Chapter 2

Summer Firefly 796 words

Afraid of being questioned, my parents dressed me in rags and abandoned me near the orphanage.

Life at the orphanage was harsh. Every day, I was cold, hungry, and endured endless beatings.

At just eight years old, I was powerless to fight back.

Pain coursed through every inch of my body.

A thought flashed through my mind.

Maybe if I were beaten to death, I could see Grandma again!

But I knew that was impossible. The only way I could truly see her was by going back home.

With the last two dollars I had, I bought a ticket to return to the countryside.

I had no idea what kind of life awaited me.

But I was ready.

I would survive on my own!

After getting off the bus, I stumbled in the direction my memory guided me.

At last, I saw the small, rundown courtyard.

The faded red brick walls were covered in vines.

The old locust tree in the yard stood tall and lush, as if welcoming me home.

I pushed open the gate, which was only half-closed, and stepped inside.

Everything was just as I remembered it.

The flowers and plants Grandma had tended had grown even fuller.

I could almost see her kind smile, her busy figure moving among the blossoms.

"Grandma..."

I choked on the word, unable to hold back the flood of tears that came pouring out.

How I wished she could appear in front of me at this moment and give me a warm hug.

But everything had changed.

The only family I ever had in this world was gone.

I helplessly crouched down, burying my face in my old doll, letting the tears flow freely.

I didn't know how long I cried until the growl of my stomach pulled me back to reality.

I had nothing, not a penny to buy food.

I had to figure out a way to survive.

But no one would hire a child worker.

Desperate and starving, I resorted to scavenging for food in the garbage.

Sometimes I got lucky and found a piece of bread that wasn't spoiled.

More often, though, the food was rotten and hard as a rock.

I would gulp it down with water, my eyes squeezed shut.

A kind neighbor, seeing my pitiful state, would occasionally invite me over for a meal.

I stood in her yard, awkward and ashamed, staring down at my filthy clothes and shoes, worried I'd dirty her floors.

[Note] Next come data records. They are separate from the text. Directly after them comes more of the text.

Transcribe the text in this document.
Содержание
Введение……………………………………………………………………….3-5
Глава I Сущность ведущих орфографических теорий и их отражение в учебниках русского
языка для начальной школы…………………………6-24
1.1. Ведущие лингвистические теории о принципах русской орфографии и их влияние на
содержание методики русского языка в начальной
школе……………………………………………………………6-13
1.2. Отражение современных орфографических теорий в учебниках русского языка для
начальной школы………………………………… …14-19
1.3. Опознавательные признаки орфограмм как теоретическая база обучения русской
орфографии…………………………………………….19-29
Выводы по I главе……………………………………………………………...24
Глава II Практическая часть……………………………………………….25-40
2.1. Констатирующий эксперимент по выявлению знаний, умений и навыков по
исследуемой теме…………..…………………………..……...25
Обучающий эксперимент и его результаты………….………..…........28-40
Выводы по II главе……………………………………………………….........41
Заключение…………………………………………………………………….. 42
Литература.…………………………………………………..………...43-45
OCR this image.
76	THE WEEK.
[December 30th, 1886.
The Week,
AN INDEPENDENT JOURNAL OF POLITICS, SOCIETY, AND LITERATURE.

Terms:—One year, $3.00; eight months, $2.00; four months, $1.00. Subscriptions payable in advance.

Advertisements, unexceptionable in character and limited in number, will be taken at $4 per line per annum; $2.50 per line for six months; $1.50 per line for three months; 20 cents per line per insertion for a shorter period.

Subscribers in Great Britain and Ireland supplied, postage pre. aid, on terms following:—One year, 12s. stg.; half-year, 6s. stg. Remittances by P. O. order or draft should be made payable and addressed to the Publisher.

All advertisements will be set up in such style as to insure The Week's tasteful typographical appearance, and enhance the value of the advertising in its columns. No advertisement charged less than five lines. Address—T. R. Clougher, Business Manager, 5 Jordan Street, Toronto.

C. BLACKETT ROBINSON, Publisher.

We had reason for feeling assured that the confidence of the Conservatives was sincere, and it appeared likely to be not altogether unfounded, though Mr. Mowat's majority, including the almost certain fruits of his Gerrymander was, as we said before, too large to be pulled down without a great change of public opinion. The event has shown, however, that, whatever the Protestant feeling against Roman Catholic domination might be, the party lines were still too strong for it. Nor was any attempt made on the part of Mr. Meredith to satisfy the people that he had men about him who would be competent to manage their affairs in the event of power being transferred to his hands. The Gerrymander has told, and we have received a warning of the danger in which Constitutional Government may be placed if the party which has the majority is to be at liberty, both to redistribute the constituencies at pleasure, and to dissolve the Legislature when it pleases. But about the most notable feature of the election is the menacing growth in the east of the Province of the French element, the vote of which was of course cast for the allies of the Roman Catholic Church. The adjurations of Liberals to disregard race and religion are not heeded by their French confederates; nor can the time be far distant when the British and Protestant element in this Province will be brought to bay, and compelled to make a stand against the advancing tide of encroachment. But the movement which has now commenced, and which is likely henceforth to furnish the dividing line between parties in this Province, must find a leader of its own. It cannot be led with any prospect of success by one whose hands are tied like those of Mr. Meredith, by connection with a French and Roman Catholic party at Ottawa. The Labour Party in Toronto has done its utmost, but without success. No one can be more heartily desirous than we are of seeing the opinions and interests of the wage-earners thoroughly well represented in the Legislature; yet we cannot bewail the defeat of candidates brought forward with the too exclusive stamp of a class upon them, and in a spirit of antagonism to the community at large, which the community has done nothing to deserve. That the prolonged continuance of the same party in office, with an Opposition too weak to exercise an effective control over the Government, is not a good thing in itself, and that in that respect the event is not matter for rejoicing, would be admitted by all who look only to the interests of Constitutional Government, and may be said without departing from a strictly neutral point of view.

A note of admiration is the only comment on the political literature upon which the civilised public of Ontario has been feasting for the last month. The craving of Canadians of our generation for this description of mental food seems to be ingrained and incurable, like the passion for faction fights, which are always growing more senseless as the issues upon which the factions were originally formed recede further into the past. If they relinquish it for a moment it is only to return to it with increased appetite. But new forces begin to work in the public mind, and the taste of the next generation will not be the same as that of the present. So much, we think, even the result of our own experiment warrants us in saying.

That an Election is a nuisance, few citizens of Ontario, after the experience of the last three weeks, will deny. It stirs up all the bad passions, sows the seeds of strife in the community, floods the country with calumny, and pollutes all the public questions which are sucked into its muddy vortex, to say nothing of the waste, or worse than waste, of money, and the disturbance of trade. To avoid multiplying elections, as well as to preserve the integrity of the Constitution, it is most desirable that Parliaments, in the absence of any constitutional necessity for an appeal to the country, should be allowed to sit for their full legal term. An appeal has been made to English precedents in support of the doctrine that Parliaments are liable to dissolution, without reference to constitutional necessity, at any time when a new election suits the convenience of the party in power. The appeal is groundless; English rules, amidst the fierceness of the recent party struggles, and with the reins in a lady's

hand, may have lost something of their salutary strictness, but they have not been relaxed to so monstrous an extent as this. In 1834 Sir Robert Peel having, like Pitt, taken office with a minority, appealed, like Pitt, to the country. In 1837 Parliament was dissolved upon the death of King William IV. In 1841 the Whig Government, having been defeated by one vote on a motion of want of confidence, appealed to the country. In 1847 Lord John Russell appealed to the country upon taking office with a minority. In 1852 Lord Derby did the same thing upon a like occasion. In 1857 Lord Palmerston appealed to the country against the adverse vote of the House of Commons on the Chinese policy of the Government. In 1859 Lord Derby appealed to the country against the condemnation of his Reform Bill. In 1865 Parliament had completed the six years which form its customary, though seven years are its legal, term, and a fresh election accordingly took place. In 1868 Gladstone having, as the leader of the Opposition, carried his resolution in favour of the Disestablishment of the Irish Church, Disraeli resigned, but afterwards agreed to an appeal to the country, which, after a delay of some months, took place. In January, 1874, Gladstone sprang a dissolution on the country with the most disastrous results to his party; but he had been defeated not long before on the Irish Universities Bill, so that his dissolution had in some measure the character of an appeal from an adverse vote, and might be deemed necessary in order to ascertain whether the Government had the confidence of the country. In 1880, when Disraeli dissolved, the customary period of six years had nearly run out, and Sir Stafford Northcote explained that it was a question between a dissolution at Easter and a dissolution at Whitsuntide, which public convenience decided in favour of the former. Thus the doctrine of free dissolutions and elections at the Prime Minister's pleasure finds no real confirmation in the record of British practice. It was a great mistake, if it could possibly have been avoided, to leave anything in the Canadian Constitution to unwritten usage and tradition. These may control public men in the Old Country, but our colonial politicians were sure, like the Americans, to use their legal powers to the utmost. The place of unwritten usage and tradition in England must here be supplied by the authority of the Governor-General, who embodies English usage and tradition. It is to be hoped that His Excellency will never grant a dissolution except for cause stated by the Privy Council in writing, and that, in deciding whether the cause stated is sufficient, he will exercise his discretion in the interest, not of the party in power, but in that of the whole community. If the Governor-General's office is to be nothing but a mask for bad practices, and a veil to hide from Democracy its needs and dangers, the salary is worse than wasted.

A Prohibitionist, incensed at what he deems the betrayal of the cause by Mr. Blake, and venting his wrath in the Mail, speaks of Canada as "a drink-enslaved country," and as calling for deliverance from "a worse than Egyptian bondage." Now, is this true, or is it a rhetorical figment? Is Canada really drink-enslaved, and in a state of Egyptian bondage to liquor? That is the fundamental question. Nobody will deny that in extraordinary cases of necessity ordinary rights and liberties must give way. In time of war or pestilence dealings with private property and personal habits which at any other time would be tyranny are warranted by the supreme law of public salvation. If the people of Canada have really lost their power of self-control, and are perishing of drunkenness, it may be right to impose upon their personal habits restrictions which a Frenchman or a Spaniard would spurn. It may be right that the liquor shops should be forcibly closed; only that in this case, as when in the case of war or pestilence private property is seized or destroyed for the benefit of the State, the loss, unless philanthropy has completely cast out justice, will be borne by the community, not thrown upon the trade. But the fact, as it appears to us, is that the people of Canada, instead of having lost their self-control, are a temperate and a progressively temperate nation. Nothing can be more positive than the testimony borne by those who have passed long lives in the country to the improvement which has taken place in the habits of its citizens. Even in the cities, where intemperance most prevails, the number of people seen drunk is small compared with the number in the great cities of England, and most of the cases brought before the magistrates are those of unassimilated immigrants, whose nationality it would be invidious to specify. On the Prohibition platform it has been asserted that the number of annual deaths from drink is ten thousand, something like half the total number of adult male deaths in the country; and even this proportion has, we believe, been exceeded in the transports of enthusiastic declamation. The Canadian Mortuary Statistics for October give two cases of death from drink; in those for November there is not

"Caroline, I saved a fresh beef pizza just for you," she said kindly.

I looked at her, astonished, hardly believing my ears.

"Hurry and eat it. It won't taste as good once it's cold," she urged with a gentle smile.

I couldn't hold back any longer. I grabbed the pizza and devoured it.

It was the best pizza I'd ever tasted.

As I ate, I cried.

A stranger was kinder to me than my own parents.

I wondered if, while I was rummaging through garbage, my pretty twin sister was still enjoying the love of our parents.

Even though they were divorced.

I imagined Hannah stayed with dad on Mondays, Wednesdays, and Fridays, and with mom on Tuesdays, Thursdays, and Saturdays.

On Sundays, they'd all go on a family picnic together.

And me? I was barely surviving.

At an age when my peers were attending school, I was skillfully navigating through the streets and alleys.

Every trash can was a beacon of hope for me to survive.

For five years, I scrimped and saved, finally using the money I made from scavenging to buy the down jacket I had always dreamed of.

I no longer had to wrap myself in garbage bags to stay warm.

But I had ignored the gnawing pain in my stomach for too long, and it nearly cost me my life.

I collapsed in the freezing snow, my consciousness fading, my body growing colder by the second.

If the kind neighbor hadn't found me in time and rushed me to the hospital, I would have been dead.

Yet, the doctor's expression was grim when he said, "Young girl, you have late-stage stomach cancer."

He explained that eating rotten food from the trash for years had exposed me to viruses, which had ravaged my organs.

I asked the doctor, "How long do I have left?"

He sighed, hesitating before raising three fingers.

Three years, or three months? I didn't understand.

The doctor frowned and said, "You're still young. If you undergo aggressive treatment, you might live a bit longer."

I gave a bitter smile, feeling the three dollars and fifty cents in my pocket.

What right does a poor person like me have to fight for their life?